All that trouble of forcing my eyes open for a couple of fishes. You may call it stupid, since that was what I thought the other day. But when I got that first picturesque bite of the white tender and juicy steamed fish, I could not think of anything. For a second, my mind is blank, as white as the fish's pearly meat, slowly dancing in my tongue, tickling every sides as if introducing itself.

Then there was the hairy crab. The winter crabs who lived under the lake which is edible only during Autumn and Winter. I was bewildered when I first ate it. More because I have seen them the second their lives was pinched together with a string, probably chanting their first and final death wish with legs altogether. Once showed, they were.. Them. Nothing different, except the fact that they were alive one moment, and another they was staring blankly with set position and cracked stomaches. Dont forget their hairs. Yeah, like I said, these aint ordinary crabs. These are hairy crabs. Basically, crabs with hairs.

After several minutes passed, the laughter died slowly. It's dinner time. The crabs now being passed around, some with a toss, others with a gentle stroke.

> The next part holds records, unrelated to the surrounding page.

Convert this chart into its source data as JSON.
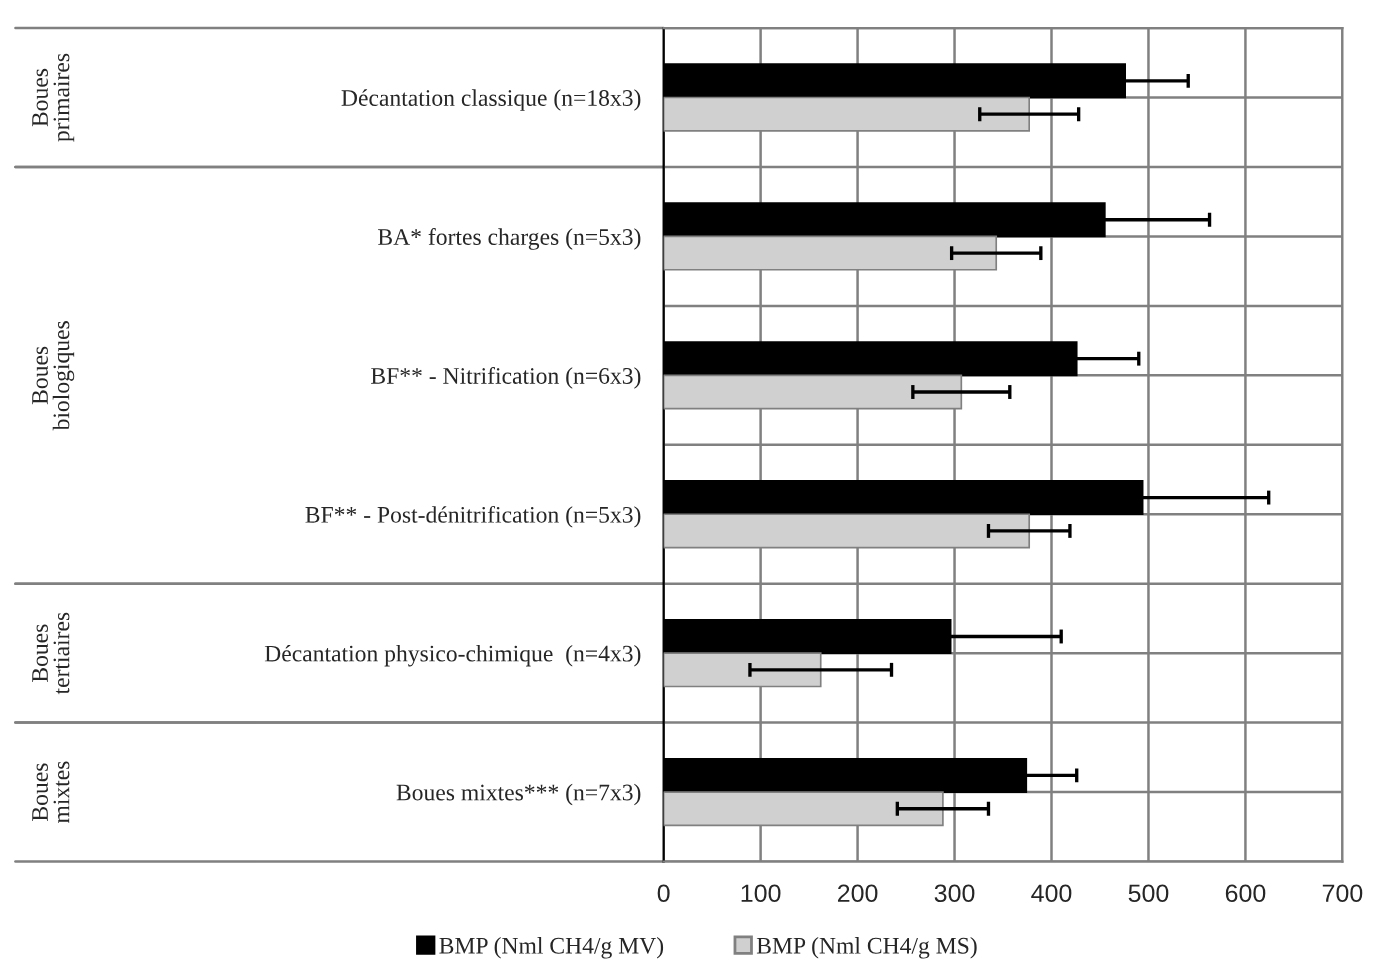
{
  "chart_data": {
    "type": "bar",
    "orientation": "horizontal",
    "categories": [
      "Décantation classique (n=18x3)",
      "BA* fortes charges (n=5x3)",
      "BF** - Nitrification (n=6x3)",
      "BF** - Post-dénitrification (n=5x3)",
      "Décantation physico-chimique  (n=4x3)",
      "Boues mixtes*** (n=7x3)"
    ],
    "series": [
      {
        "name": "BMP (Nml CH4/g MV)",
        "color": "#000000",
        "values": [
          476,
          455,
          426,
          494,
          296,
          374
        ],
        "errors": [
          65,
          108,
          64,
          130,
          114,
          52
        ]
      },
      {
        "name": "BMP (Nml CH4/g MS)",
        "color": "#d0d0d0",
        "values": [
          377,
          343,
          307,
          377,
          162,
          288
        ],
        "errors": [
          51,
          46,
          50,
          42,
          73,
          47
        ]
      }
    ],
    "xlim": [
      0,
      700
    ],
    "xticks": [
      0,
      100,
      200,
      300,
      400,
      500,
      600,
      700
    ],
    "grid": true,
    "legend": "bottom",
    "annotations": [
      "Boues\nprimaires",
      "Boues\nbiologiques",
      "Boues\ntertiaires",
      "Boues\nmixtes"
    ]
  }
}
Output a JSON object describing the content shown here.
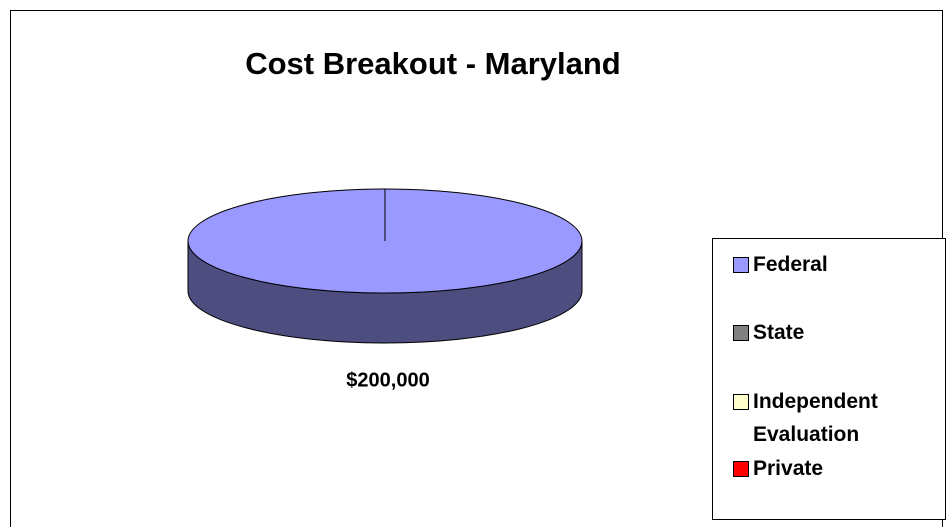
{
  "chart_data": {
    "type": "pie",
    "title": "Cost Breakout - Maryland",
    "categories": [
      "Federal",
      "State",
      "Independent Evaluation",
      "Private"
    ],
    "values": [
      200000,
      0,
      0,
      0
    ],
    "value_labels": [
      "$200,000",
      null,
      null,
      null
    ],
    "colors": [
      "#9999ff",
      "#808080",
      "#ffffcc",
      "#ff0000"
    ],
    "legend": "right"
  }
}
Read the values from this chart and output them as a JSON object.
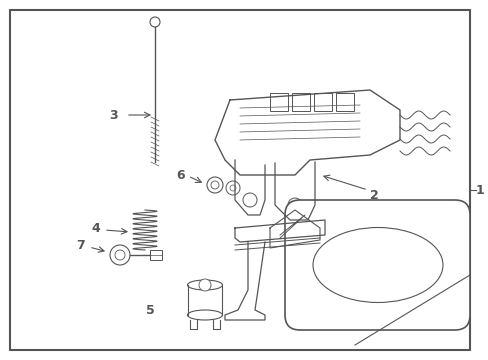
{
  "background_color": "#ffffff",
  "border_color": "#555555",
  "line_color": "#555555",
  "light_line": "#888888",
  "figsize": [
    4.89,
    3.6
  ],
  "dpi": 100
}
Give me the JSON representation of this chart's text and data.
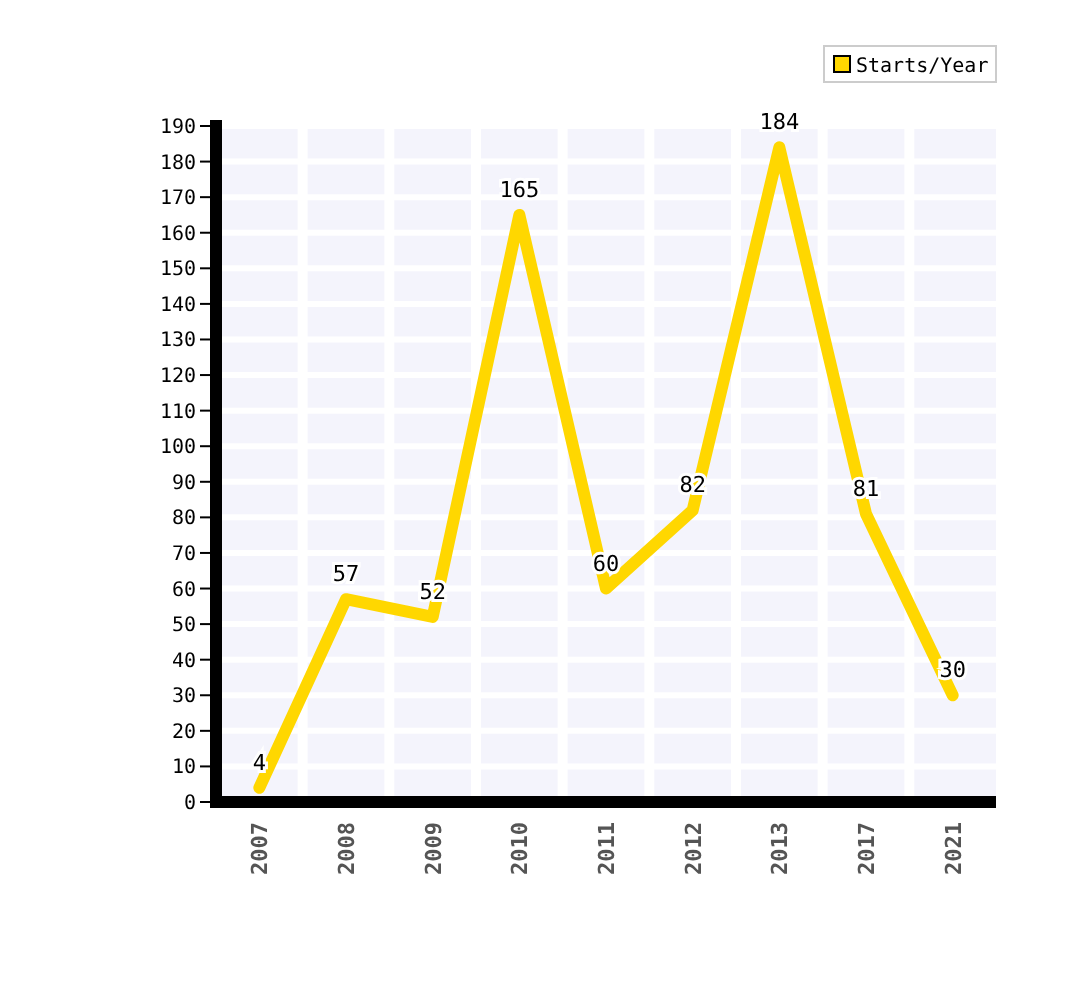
{
  "chart_data": {
    "type": "line",
    "categories": [
      "2007",
      "2008",
      "2009",
      "2010",
      "2011",
      "2012",
      "2013",
      "2017",
      "2021"
    ],
    "series": [
      {
        "name": "Starts/Year",
        "color": "#ffd700",
        "values": [
          4,
          57,
          52,
          165,
          60,
          82,
          184,
          81,
          30
        ]
      }
    ],
    "data_labels": true,
    "ylim": [
      0,
      190
    ],
    "yticks": [
      0,
      10,
      20,
      30,
      40,
      50,
      60,
      70,
      80,
      90,
      100,
      110,
      120,
      130,
      140,
      150,
      160,
      170,
      180,
      190
    ],
    "grid": true,
    "legend": "top right",
    "marker": "none",
    "line_style": "solid"
  }
}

I opened mine. There was golden orange crab eggs anywhere I lay my eyes on the opened stomach. Grabbed the chopstick, and indulge myself with ShangHai-nese hairy crab eggs. Oh God. The moment those juicy little balls entered your mouth, they rolled you with happiness, made you close your eyes, savouring every atom that made it up, until theytrickle their way down your stomach, commanding you to grab more. More. More. Until no more was left, just an empty stomached shell. Now it's time for the hard work. These crabs are basically puny, only the size of your palm, and you have litteraly strive to get a glimpse of the soft meat in the hard shell.

The funny thing is, after all those devouring time with Chinese 'most' treats, still I failed once again to fatten up myself, according to my colleagues. Funny. Just by the time I thought I need more exercises.

I know it's fun to be aboard, to live life to the fullest in an exotic country, with room service at your door. As cliche as it may sound, home is where your heart is. And it is.